With a second title under their belt in two years, albeit a division lower than in 2016, Nottingham are back and looking to return to their accustomed spot at Division 1. Despite the depth of talent at the top of the region, Nottingham will take comfort in what President Tom Kirby describes as the “reasonably comfortable” way they topped all comers to remain unbeaten at UMON since the current league format began. Last year’s coach, and previously star player, Ben Poole (EMO) has moved on, but his place as coach will be filled by Kat Cheng and Pete Garnett, who will look to spur a talented squad on to new heights.
Keeping their strongest players seemingly endlessly has been a trend of late for Nottingham. Other Midlands teams will no doubt be troubled to hear that GB U24 men’s squad member George Gayton (EMO) and club stalwart Joel Miller are returning for a further three years as they each study for PhDs. Their speed, skills, and years of experience and chemistry pose problems for any opponent, and they will be backed by strong new faces moving up from the second team who finished as runners up in Midlands 2B last year.

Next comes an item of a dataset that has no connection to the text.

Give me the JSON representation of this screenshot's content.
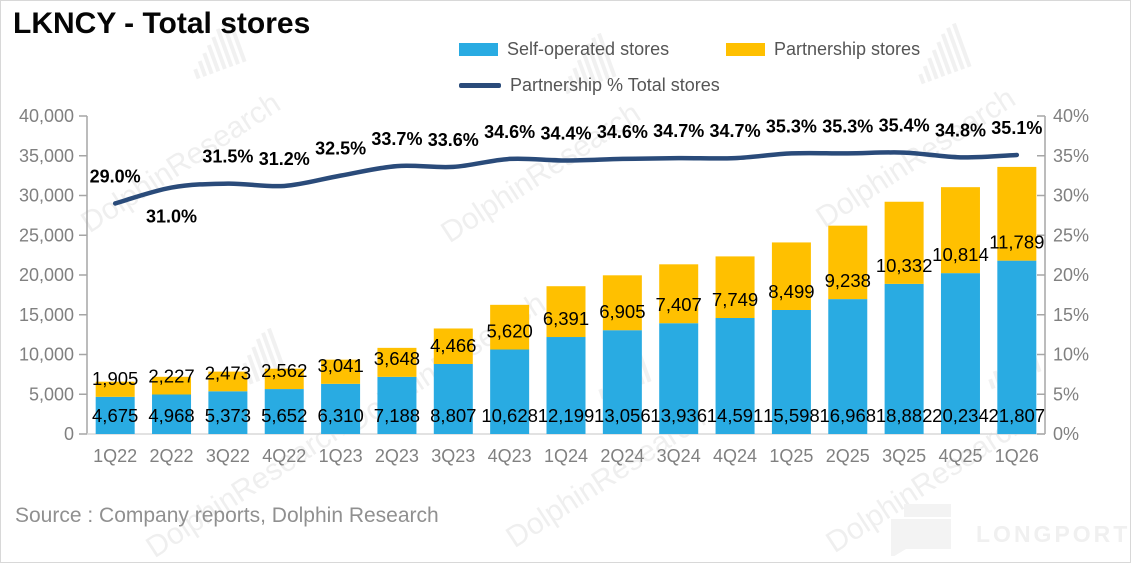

In what is becoming a recurring trend in the Midlands, Oxford stormed through 2A last year. Going largely unchallenged, OW! proceeded to win Division 3 Nationals, and ended the year undefeated. This season brings a return to the top table, and a step up in quality. After learning from some tight games at Nationals, Captain Ian Roper believes the series of “nail-biters” they played have helped develop a deeper squad than in past years. This year’s aim is a first appearance in Division 1, the only division OW! are yet to win. Their main obstacle in achieving that may come, not from the opposition, but from the lack of Wednesday afternoons off limiting player availability.

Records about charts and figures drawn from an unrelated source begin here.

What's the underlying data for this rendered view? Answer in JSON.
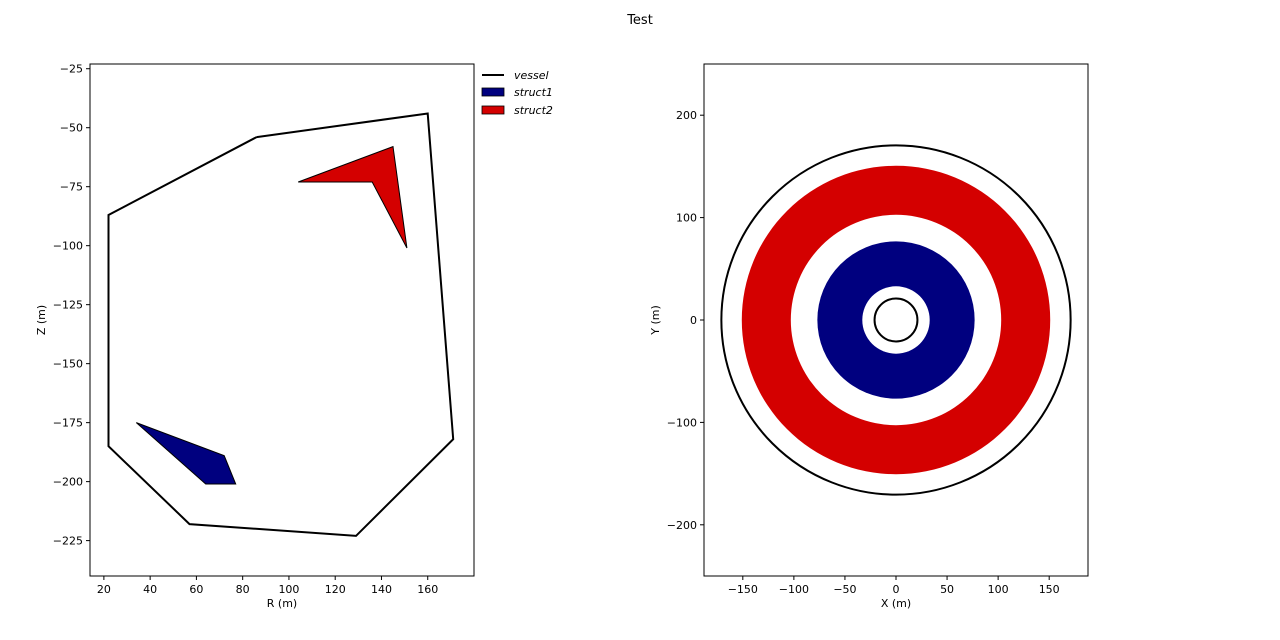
{
  "figure": {
    "title": "Test"
  },
  "chart_data": [
    {
      "type": "line",
      "xlabel": "R (m)",
      "ylabel": "Z (m)",
      "xlim": [
        14,
        180
      ],
      "ylim": [
        -240,
        -23
      ],
      "xticks": [
        20,
        40,
        60,
        80,
        100,
        120,
        140,
        160
      ],
      "yticks": [
        -25,
        -50,
        -75,
        -100,
        -125,
        -150,
        -175,
        -200,
        -225
      ],
      "grid": false,
      "legend_placement": "outside-top-right",
      "series": [
        {
          "name": "vessel",
          "kind": "line",
          "color": "#000000",
          "x": [
            86,
            160,
            171,
            129,
            57,
            22,
            22,
            86
          ],
          "y": [
            -54,
            -44,
            -182,
            -223,
            -218,
            -185,
            -87,
            -54
          ]
        },
        {
          "name": "struct1",
          "kind": "polygon",
          "color": "#00007f",
          "x": [
            34,
            72,
            77,
            64
          ],
          "y": [
            -175,
            -189,
            -201,
            -201
          ]
        },
        {
          "name": "struct2",
          "kind": "polygon",
          "color": "#d40000",
          "x": [
            104,
            145,
            151,
            136
          ],
          "y": [
            -73,
            -58,
            -101,
            -73
          ]
        }
      ]
    },
    {
      "type": "area",
      "xlabel": "X (m)",
      "ylabel": "Y (m)",
      "xlim": [
        -188,
        188
      ],
      "ylim": [
        -250,
        250
      ],
      "xticks": [
        -150,
        -100,
        -50,
        0,
        50,
        100,
        150
      ],
      "yticks": [
        200,
        100,
        0,
        -100,
        -200
      ],
      "grid": false,
      "rings": [
        {
          "kind": "circle",
          "color": "#000000",
          "radius": 171
        },
        {
          "kind": "annulus",
          "color": "#d40000",
          "inner_radius": 103,
          "outer_radius": 151
        },
        {
          "kind": "disc",
          "color": "#00007f",
          "radius": 77
        },
        {
          "kind": "disc",
          "color": "#ffffff",
          "radius": 33
        },
        {
          "kind": "circle",
          "color": "#000000",
          "radius": 21
        }
      ]
    }
  ]
}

Of course, in addition to that drawback, being Oxford has its privileges. This year sees another reliable influx of overseas talent, notably the returning Aidan Penn, who will be kitting up for a second year (after a year off). Home names to watch include Roper (Deep Space), and the seemingly eternal students Hamza Alawiye and the ShowGame’s own Harry Mason (both Reading).
Nottingham Trent (Trent)
The new boys on the scene, Nottingham Trent are treading uncharted territory, with promotion guaranteeing their first UMON appearance. After a strong display in the lower leagues, losing only to Oxford in the cup, Trent topped 2B to banish memories of a disappointing fourth place the year before. This year, survival is the first objective, as they aim to play the long game for a strong first showing at nationals, and of course, look to pick up some scalps. The big target will be Nottingham, in a now much more serious city derby.
The passing years have meant that many players who worked to build Trent up to this level have moved on before getting to experience it, including the losses of Michael Paul and Sam Pitt (Flyght Club). A new generation have stepped up to take over, with captaincy team Kai Birch and Frazer Leigh intending to fill those gaps, and make the distinctive pink a fixture at the national level.
Last year goes to show that predicting the Midlands is a fool’s errand, but here we go anyway. Warwick’s huge player loss will be hard to overcome, while Oxford’s issues with player availability will keep them just short of breaking the top half. Nottingham Trent’s only result against any of these teams is a medium loss to Oxford, which doesn’t bode too well for them. Elsewhere, Nottingham’s retention could see them slide upwards, and after last year, who can bet against Birmingham finding a way to wind up on top again?